CERT and Inland Revenue are warning the public about two email scams targeting businesses across New Zealand.
Inland Revenue is warning people about a particularly sophisticated email tax scam.
IRD explains It is a phishing scam where people get an email that looks like it’s from Inland Revenue and also a form that looks very convincing. The email says the recipient has a tax refund waiting for them and that they need to update their financial information in order to receive their refund.
“We have had around 120 calls in the last 12 hours about this and we are keen to prevent people being taken,” says IRD, in a statement.
The email address appears as “Inland Revenue Department” but is actually sent from IRDxxxxx@s1.nzr.review. The address is false, but looks convincing to the layperson’s eye.
A form comes as an attachment called TaxReturn.HTM. Again it looks convincing but is fake and designed to collect personal and credit card data, says IRD.
Inland Revenue urges recipients not to open the attachment and to contact their bank immediately if they have clicked on the form and submitted any personal or credit card data.
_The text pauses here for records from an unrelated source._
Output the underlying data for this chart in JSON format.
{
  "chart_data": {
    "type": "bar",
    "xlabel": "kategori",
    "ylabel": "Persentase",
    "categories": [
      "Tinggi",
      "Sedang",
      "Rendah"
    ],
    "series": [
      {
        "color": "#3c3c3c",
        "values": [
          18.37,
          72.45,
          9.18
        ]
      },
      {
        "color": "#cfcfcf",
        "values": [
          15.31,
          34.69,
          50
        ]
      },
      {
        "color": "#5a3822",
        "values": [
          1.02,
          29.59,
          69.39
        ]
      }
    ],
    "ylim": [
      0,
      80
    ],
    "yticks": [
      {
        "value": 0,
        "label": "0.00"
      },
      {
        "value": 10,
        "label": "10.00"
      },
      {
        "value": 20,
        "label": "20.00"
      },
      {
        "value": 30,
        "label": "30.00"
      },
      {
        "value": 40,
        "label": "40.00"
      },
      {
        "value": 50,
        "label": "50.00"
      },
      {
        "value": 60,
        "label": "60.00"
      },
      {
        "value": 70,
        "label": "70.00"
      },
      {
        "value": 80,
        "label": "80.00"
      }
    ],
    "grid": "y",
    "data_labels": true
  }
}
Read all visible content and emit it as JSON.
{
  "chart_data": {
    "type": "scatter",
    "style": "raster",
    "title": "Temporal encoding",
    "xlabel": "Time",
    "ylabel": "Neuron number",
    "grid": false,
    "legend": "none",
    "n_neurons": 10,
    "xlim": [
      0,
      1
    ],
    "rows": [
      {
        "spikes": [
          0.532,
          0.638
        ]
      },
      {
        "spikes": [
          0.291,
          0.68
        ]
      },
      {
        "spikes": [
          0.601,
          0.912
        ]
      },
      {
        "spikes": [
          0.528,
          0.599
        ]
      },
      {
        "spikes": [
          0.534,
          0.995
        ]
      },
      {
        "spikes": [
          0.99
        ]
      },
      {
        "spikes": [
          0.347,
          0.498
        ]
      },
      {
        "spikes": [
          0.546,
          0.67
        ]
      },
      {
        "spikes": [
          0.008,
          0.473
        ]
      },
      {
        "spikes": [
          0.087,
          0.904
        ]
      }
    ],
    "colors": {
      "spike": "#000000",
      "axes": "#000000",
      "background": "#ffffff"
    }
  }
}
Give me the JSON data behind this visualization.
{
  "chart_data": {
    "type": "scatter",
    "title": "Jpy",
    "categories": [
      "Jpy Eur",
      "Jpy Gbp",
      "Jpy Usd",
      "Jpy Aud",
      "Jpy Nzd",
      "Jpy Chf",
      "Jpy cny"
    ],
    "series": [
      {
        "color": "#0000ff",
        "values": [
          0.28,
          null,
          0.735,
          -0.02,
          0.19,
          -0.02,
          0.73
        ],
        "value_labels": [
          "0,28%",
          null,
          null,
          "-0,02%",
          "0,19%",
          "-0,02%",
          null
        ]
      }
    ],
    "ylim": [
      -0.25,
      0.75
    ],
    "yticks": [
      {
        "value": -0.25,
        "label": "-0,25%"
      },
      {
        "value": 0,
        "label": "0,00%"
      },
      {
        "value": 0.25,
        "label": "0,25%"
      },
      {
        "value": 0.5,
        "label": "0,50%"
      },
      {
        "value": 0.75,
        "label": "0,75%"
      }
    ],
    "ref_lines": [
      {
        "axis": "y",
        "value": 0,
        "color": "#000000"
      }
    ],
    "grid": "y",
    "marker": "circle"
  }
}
It also recommends contacting IDcare and notify IRD at firstname.lastname@example.org
CERT, meanwhile, has also reported it has received an increase in reports of unauthorised email access from businesses.
Scammers access a business’s email accounts and send false invoices to the company’s clients and potentially other people as well.
A staff member’s email address is logged into by an unknown, unauthorised person. The scammer looks through the account to find out what a real invoice from that company looks like, and sends out false invoices, often to clients that exist in the company’s email address book. The invoices look real, but the banking details on the invoice are different.
CERT’s advice to businesses includes building good business processes for invoices, including processes for account changes on invoices and verifying invoices by voice call or SMS message – not email.